Tim Homfray hears the performance of Haydn and Mendelssohn at London’s Wigmore Hall on 12 March 2023 

 

Consone Quartet. Photo: Matthew Johnson

Consone Quartet. Photo: Matthew Johnson

The Consone Quartet offered a polished and genial reading of the opening Allegro moderato of Haydn’s ‘Joke’ Quartet op.33 no.2, at least until the minor-key development, at which point there was a marked change in the emotional temperature. The Scherzo had a nice touch of humorous question-and-answer to it, though the portamentos of the Trio were heavy-handed: surely they are essentially part of the melody, not a tavern-band lark. By contrast, the Largo was floating and simple, while the leader Agata Daraškaite gave the Presto finale plenty of personality, complete with the occasional portamento. The quartet did its best to wrong-foot us with the false endings, but the Wigmore audience was wise to it.
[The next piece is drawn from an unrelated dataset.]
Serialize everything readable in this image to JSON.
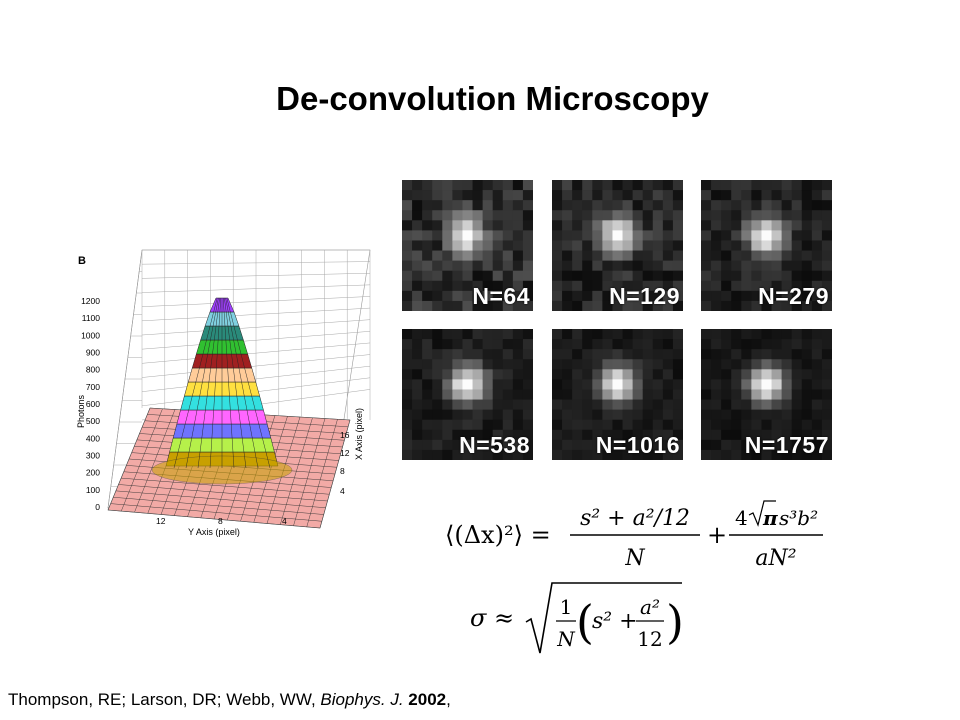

In the first movement of Mendelssohn’s E flat major Quartet op.44 no.3 Daraškaite produced silky melodic lines, with the players passing the spinning-wheel semiquavers deftly between them. The Scherzo bubbled along nicely, its fugal section growing steadily, while the final pages surged before receding into quietness. In the Adagio non troppo there was an air of hushed spiritual intensity, played with extreme lyricism, in which the quavers of the opening theme almost blurred into each other; it was a beautifully shaped meditation. The exhilarating Molto allegro con fuoco finale opened in a whirl of semiquavers, the interplay between the four absolutely immaculate.